Good point, although it's possible that with the extreme price of GPUs that it cost more to train by buying hardware than it would to rent. For example it might take two to three years before the GPUs are paid for by customers.
Linux reserved cost of p3.16xlarge is $146,362.0800 annually. On-demand cost is $214,444.8000 annually
I am pretty damn sure I could build a 8 GPU Intel Xeon E5-2686 v4 (Broadwell) (that's what Amazon uses - it's $30 to $75 on eBay) server for less than that and come out ahead on electricity even at full throttle. RTX 4090 are just under $2000 each on eBay.
8 GPU × $2000 (RTX 4090) + $1000 (for the rest of the computer) = $17,000
If pulling 2kW continuously at 15 cents per kW*hr for 1 year that's 2000 watts × 365 days × (0.15/(kW×hr)) or $2,628
In total the computer will cost $19,628 if you throw it in the dumpster at the end of each calendar year of using it.
If you stack internet cost of $200 a month on top, that's $2400 a year, which raises your annual cost to: $22,028
This is still $124,334 cheaper per year than one AWS 8-GPU server if you fully depreciate your own hardware at the end of year 1 to $0.
I could hire an engineer in America to babysit it with the money left over.
Are consumer grade RTX 4090 cards going to be suitable for running full tilt 24/7 for a year? Those things are fine to stress on the latest game for a few hours at a time, but would probably cause some defects from significant heat stress after just a few days at 100%.
This is inconsequential when you're playing Overwatch for a few hours a night and a frame drops now and again. If you're training an iteratively developed LLM though, physical defects could propagate into huge deficiencies in the final model.
Yep absolutely, crypto miners have been doing it for years.
I still think it would be impractical at scale because they are so much more hot and power hungry than the datacenter cards, and you would be lucky to score one or two if you’re on a wait list.
Except you can absolutely obtain 4090s today, while enterprise hardware is (was? haven't looked at the data) recently, which is the exact opposite scenario you mentioned.
I'm actually really surprised that you can still buy 4090s for under $2,000 (cheapest available I saw was $1,800 new and I only took 30 seconds to look), but you can usually sell certain models for quite a bit more. For example, my used 4090 FE is currently worth more than I paid for it.
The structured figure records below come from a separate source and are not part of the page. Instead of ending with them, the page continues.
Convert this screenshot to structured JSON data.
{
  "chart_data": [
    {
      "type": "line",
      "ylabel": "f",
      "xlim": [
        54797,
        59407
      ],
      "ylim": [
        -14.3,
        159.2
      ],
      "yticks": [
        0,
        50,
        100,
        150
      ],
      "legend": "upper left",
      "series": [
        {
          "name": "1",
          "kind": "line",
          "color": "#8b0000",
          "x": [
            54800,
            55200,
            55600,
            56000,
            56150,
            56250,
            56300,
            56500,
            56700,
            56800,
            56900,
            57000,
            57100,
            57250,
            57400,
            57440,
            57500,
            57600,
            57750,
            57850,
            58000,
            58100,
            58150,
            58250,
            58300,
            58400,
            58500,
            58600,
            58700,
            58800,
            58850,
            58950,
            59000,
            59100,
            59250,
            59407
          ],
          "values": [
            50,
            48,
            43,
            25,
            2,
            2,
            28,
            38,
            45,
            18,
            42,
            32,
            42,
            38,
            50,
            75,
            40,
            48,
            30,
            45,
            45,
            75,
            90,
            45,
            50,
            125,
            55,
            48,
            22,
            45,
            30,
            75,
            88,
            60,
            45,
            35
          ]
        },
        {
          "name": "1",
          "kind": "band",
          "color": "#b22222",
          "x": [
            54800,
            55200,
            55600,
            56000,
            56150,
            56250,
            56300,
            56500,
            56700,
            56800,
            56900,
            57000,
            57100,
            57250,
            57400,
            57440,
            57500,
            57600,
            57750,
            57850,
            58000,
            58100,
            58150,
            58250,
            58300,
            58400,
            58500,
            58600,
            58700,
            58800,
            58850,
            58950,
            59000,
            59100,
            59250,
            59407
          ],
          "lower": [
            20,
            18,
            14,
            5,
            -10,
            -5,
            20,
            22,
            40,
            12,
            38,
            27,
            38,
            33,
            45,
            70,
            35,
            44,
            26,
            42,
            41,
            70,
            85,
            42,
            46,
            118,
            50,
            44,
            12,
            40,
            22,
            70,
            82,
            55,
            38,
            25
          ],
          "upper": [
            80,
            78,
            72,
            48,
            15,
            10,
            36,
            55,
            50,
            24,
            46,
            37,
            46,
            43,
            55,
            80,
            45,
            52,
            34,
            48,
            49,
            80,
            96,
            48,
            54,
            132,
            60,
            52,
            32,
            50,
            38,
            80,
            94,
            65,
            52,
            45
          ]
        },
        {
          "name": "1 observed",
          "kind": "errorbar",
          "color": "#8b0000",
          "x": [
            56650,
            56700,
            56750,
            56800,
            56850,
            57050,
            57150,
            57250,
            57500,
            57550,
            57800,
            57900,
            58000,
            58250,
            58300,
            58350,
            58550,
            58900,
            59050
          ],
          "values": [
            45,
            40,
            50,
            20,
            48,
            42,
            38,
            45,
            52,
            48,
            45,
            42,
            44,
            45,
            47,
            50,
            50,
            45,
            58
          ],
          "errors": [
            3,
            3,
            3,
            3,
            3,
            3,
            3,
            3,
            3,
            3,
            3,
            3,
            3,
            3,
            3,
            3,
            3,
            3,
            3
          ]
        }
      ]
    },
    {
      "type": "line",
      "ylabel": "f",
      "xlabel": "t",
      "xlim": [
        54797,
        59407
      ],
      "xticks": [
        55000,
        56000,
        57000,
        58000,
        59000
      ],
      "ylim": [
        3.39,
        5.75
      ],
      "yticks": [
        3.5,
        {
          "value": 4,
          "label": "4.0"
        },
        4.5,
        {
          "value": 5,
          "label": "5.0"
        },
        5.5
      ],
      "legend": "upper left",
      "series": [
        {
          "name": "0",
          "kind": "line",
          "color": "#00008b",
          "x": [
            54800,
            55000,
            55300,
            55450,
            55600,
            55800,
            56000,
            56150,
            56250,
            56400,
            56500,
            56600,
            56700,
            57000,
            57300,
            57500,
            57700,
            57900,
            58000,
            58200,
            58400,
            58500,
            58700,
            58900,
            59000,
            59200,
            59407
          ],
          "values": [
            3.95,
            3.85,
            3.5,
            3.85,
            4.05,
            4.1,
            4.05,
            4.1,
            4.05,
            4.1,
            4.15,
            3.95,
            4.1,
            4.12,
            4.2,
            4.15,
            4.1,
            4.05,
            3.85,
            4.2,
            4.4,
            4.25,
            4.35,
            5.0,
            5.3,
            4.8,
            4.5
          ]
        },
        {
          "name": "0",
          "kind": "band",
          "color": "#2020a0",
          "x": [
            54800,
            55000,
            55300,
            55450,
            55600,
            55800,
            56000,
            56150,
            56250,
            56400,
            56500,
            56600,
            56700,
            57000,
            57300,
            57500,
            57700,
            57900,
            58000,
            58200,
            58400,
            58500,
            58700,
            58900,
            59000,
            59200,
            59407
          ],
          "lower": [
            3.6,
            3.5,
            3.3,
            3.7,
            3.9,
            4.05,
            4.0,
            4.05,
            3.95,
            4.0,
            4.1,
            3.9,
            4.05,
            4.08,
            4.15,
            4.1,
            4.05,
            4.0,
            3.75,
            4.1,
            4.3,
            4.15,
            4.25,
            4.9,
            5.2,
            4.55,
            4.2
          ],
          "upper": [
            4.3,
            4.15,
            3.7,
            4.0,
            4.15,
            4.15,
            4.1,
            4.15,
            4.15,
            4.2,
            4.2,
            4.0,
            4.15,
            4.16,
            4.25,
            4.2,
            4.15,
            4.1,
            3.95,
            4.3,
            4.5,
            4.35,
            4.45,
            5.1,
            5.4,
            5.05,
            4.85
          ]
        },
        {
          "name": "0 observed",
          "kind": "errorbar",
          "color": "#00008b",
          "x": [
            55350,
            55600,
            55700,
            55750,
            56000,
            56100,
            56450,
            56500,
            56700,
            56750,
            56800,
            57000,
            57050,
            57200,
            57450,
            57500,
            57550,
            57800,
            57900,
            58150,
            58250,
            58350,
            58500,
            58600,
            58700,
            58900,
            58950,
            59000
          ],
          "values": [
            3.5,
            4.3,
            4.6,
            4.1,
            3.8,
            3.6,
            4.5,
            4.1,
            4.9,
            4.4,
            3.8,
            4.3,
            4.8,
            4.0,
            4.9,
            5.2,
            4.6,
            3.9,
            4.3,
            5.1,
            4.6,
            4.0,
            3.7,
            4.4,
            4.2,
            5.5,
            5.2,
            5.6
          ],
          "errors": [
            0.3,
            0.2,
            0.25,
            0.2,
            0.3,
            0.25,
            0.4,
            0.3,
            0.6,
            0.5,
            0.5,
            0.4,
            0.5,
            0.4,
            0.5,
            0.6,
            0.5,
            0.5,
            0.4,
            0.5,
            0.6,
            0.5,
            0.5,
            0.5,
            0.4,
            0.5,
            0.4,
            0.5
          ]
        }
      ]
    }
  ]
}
I've played with AI, and while admittedly I've not done anything super serious, I can tell you that both the 3090 and 4090 are more than capable of performing. Tie them with a power efficient AMD CPU and you have something that can be competitive with enterprise (somewhat).
I've seen the pricing of "cloud" offerings and I've toyed with the idea of creating an "AI Cloud" because I have access to really fast internet and super cheap electricity, but I haven't executed because I'm most certainly not a salesperson. I do, however, know enough about marketing that one should not target price, so there is that...
I don't think they'd become a fire hazard, but it is true that one would likely pick something else for this application.
Having said that, switching to something like the Tesla V100-SXM2-16GB wouldn't cost that much more.
TBH, I'm shocked at how many people treat Amazon as the first choice for this stuff. Much of it isn't even what most would consider a "production" workload. You are paying for a lot of enterprise-readiness that you don't need for training.
> TBH, I'm shocked at how many people treat Amazon as the first choice for this stuff
You can thank Amazon's legions of salespeople for that, particularly the end of year junket in Las Vegas where attendees are so pampered that about the only thing they won't do is suck your dick
Oh, yeah, they'll also yell at you on stage if you complain about their UI
Though this comparison is really only relevant for a couple of machines. Beyond that, at this cost, if you pay AWS list prices "at scale" you're doing something very wrong.
Don't get me wrong - I've frequently argued that AWS is price gouging and relying on peoples lack of understanding of how the devops costs of running your own works out, but it doesn't take a huge budget before this calculation will look very different (still cheaper to own your own, though).
You can build old Xeon based but only has 40 lane PCIe. For training 8 GPUs how do you push data fast? I’m using 7000 series Epyc for this to get 128 lanes. Have you built this kind of machine? You see good speed with 40 lane? Curious because then I can use old Tyan motherboard which comes in full case with good layout for multi GPU. Epyc based I have to use riser and custom frame which is painful.